7 thoughts on “WWII Airplanes on Tour”

  1. “Do as they said; as they said, there is always a reason … .”

    This is the discipline free people submit to when they are threatened with destruction, which they shake off when the menace has passed.

    This exceptional, terrible expedient, this power, once tasted by those who direct and expend the lives of citizens, makes them hungry to keep it, to use it for their own dream of the good.

    The industrial era and its wars did not just burn cities. Those decisions, those precedents, those ways of doing business, burned the cultural capital of freedom. We need to pick through the ruins like archeologists to remind ourselves how free people actually lived, before they were herded and driven and directed. We are relearning it. But we need to learn more, and faster.

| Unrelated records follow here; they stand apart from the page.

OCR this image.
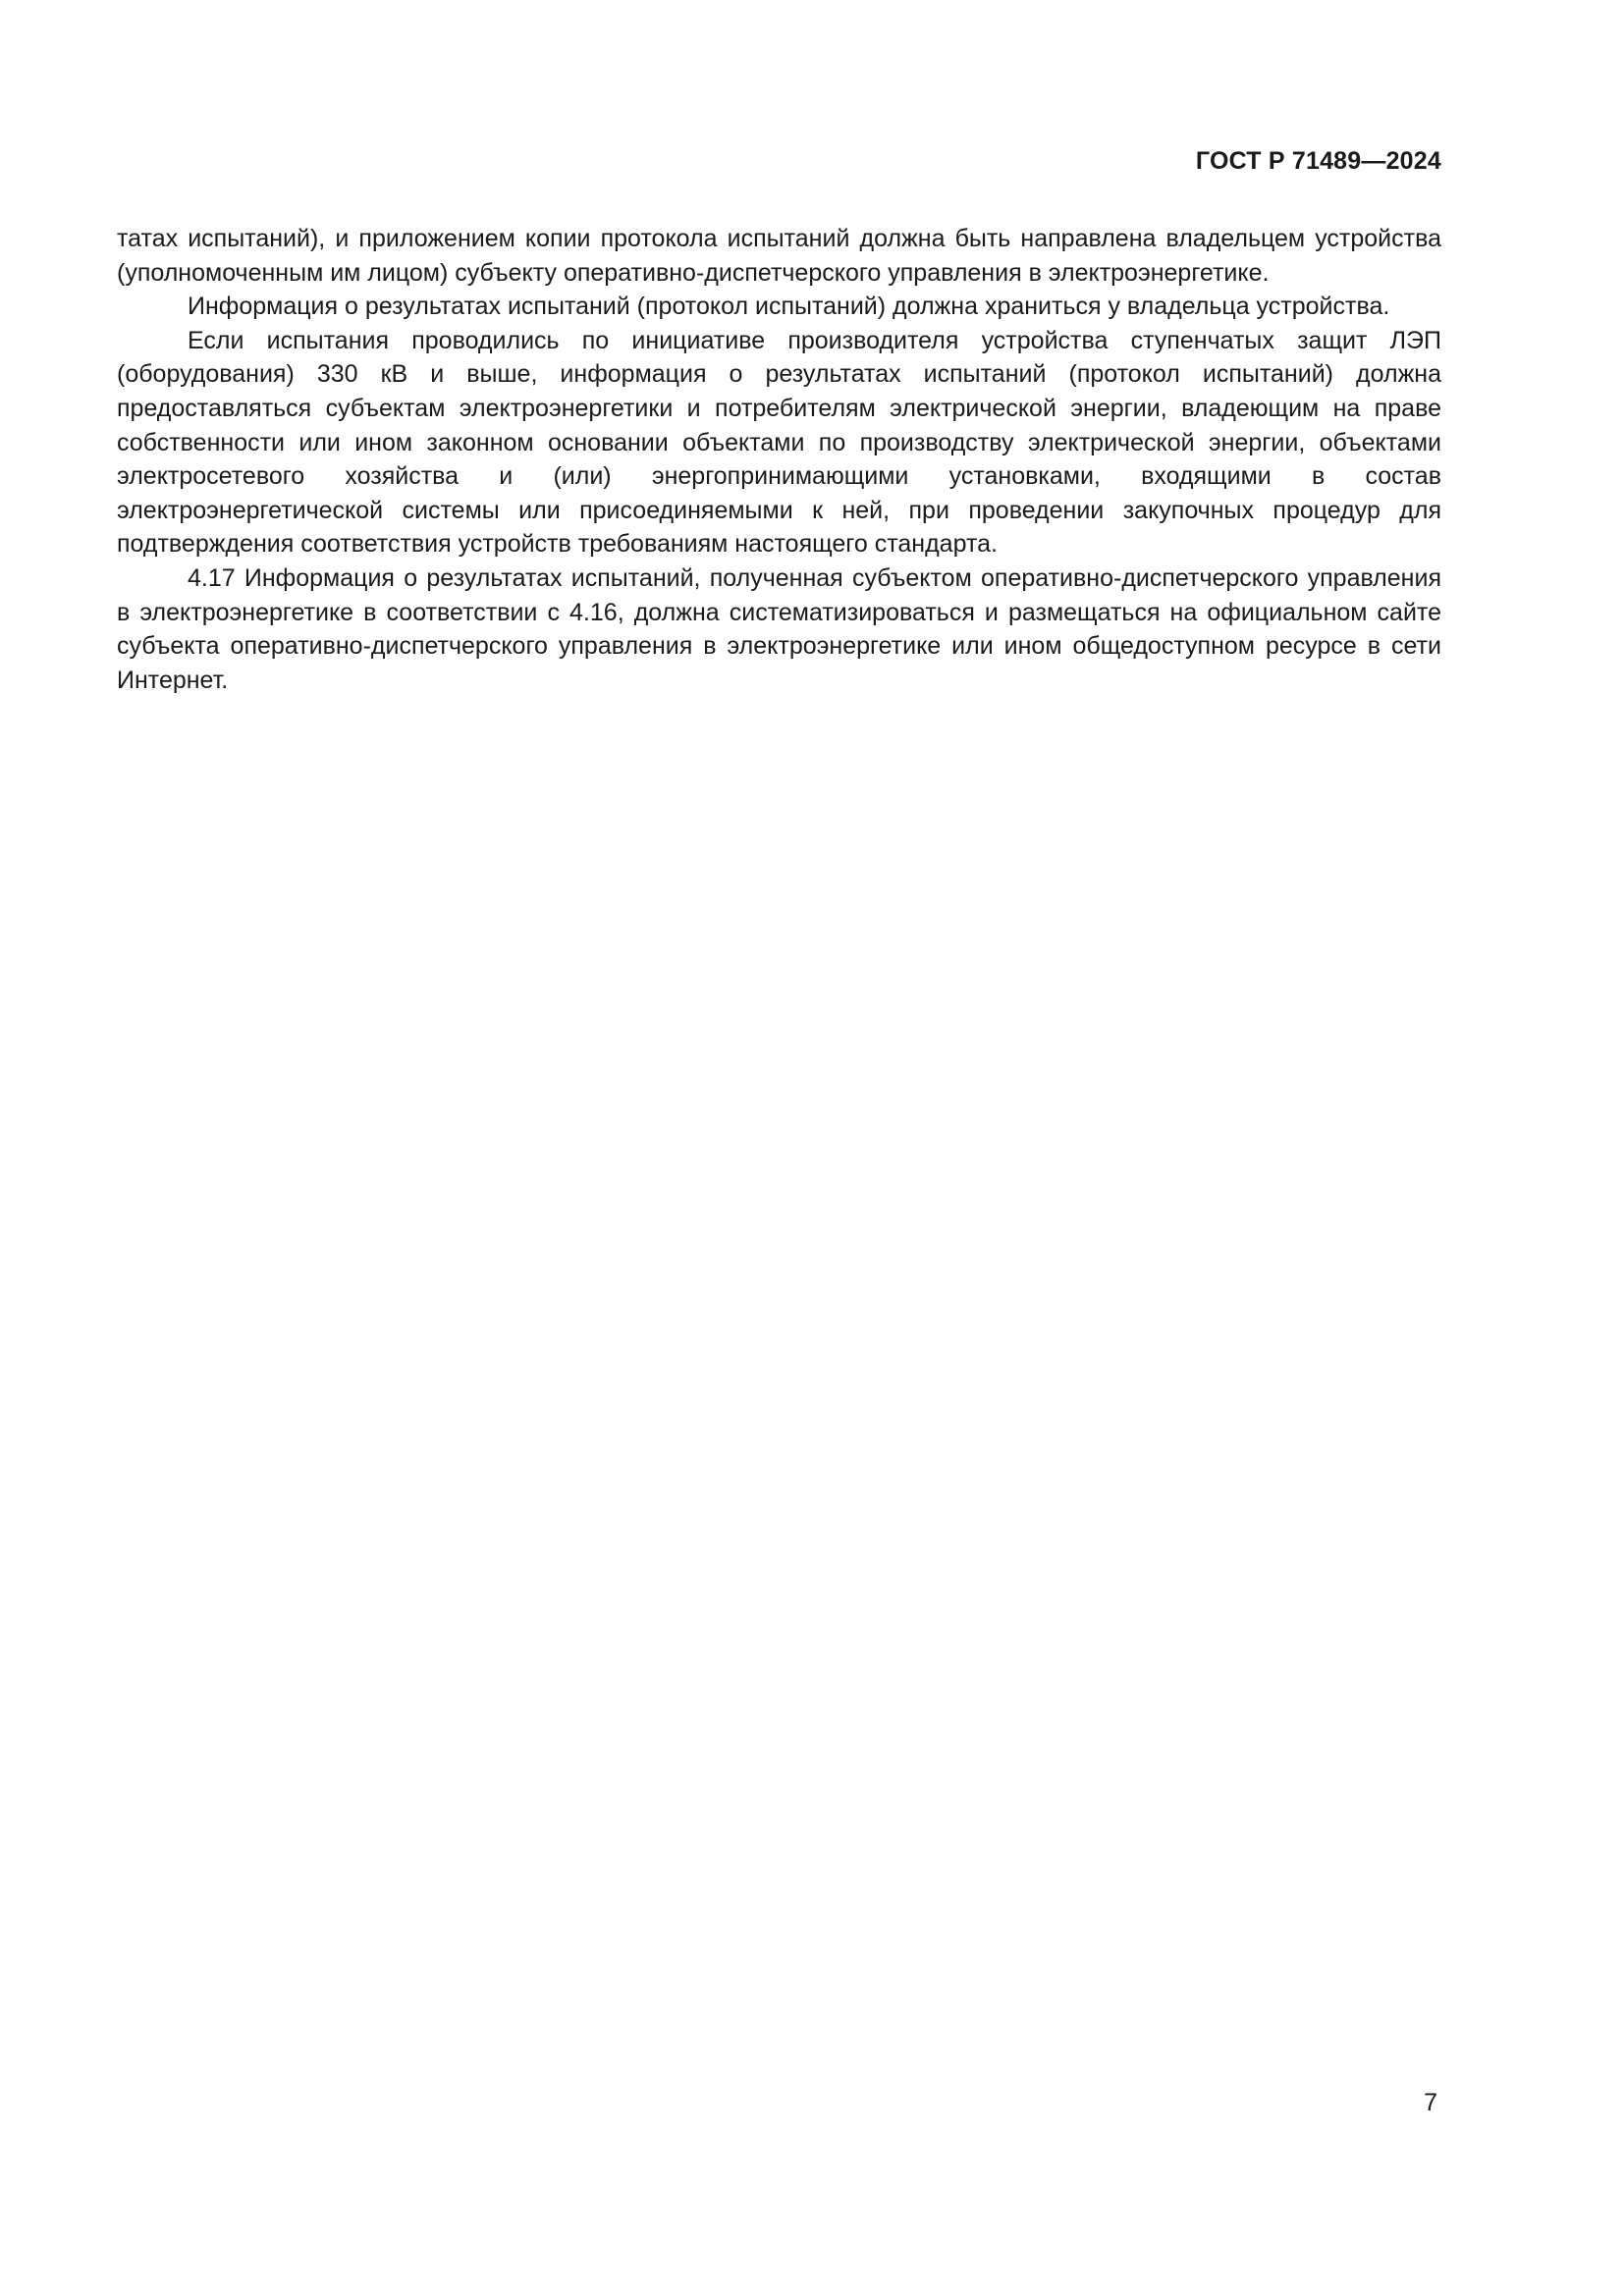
ГОСТ Р 71489—2024

татах испытаний), и приложением копии протокола испытаний должна быть направлена владельцем устройства (уполномоченным им лицом) субъекту оперативно-диспетчерского управления в электроэнергетике.

Информация о результатах испытаний (протокол испытаний) должна храниться у владельца устройства.

Если испытания проводились по инициативе производителя устройства ступенчатых защит ЛЭП (оборудования) 330 кВ и выше, информация о результатах испытаний (протокол испытаний) должна предоставляться субъектам электроэнергетики и потребителям электрической энергии, владеющим на праве собственности или ином законном основании объектами по производству электрической энергии, объектами электросетевого хозяйства и (или) энергопринимающими установками, входящими в состав электроэнергетической системы или присоединяемыми к ней, при проведении закупочных процедур для подтверждения соответствия устройств требованиям настоящего стандарта.

4.17 Информация о результатах испытаний, полученная субъектом оперативно-диспетчерского управления в электроэнергетике в соответствии с 4.16, должна систематизироваться и размещаться на официальном сайте субъекта оперативно-диспетчерского управления в электроэнергетике или ином общедоступном ресурсе в сети Интернет.

7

  2. I have been going to airshows for my whole life. I grew up next to a National Guard base and actually worked at the BX as a teen in my first job.

    Anyway… the family and I went to a local airshow that had the “Heritage Flyby” which included a restored P51D. What a gorgeous bird. Just sitting on the tarmac, she looked ready to jump in to the sky and chew up some bandits.

    What really inpressed me, however, was a mock combat between this same P51D and an ME108 Taifun (which is the commerical version of Willie’s ME-109).
    That ME-108 sounded so weak and underpowered (and small) when compared to that unique supercharged Rolls-Royce Merlin in the P51D. Anyone who has ever heard that Rolls-Royce Merline will never forget it.

    I can only imagine what it was like in England 43-45. Watching the heavies and their little friends must have been a phenomenal sight to behold. I amd extremely grateful for those groups and individuals who invest their time and money to preserve that heritage. I am very very pleased to be able to show these to my boys.

  3. I gave my younger son a ride in a B 17 for his birthday a couple of years ago. I only wish I could have done the same for my cousin who flew 50 missions out of North Africa but he had died of emphysema, the curse of the WWII generation. I also got a ride in the B 24 which is the only one flying. That was actually more fun because the waist gunner openings were not cover with lucite. You could lean out if you dared. Great ride.

    They have a similar thing at the RAF base where the museum is. Duxford is the name of the base and they also restore WWII warbirds there. They have a two seater Spitfire trainer you can get a ride in.

  4. I once played in a band called “Black Flak and the Nightmare Fighters.” The tour is coming into my region later this month — I may have to organize a road trip. Thanks for the heads-up.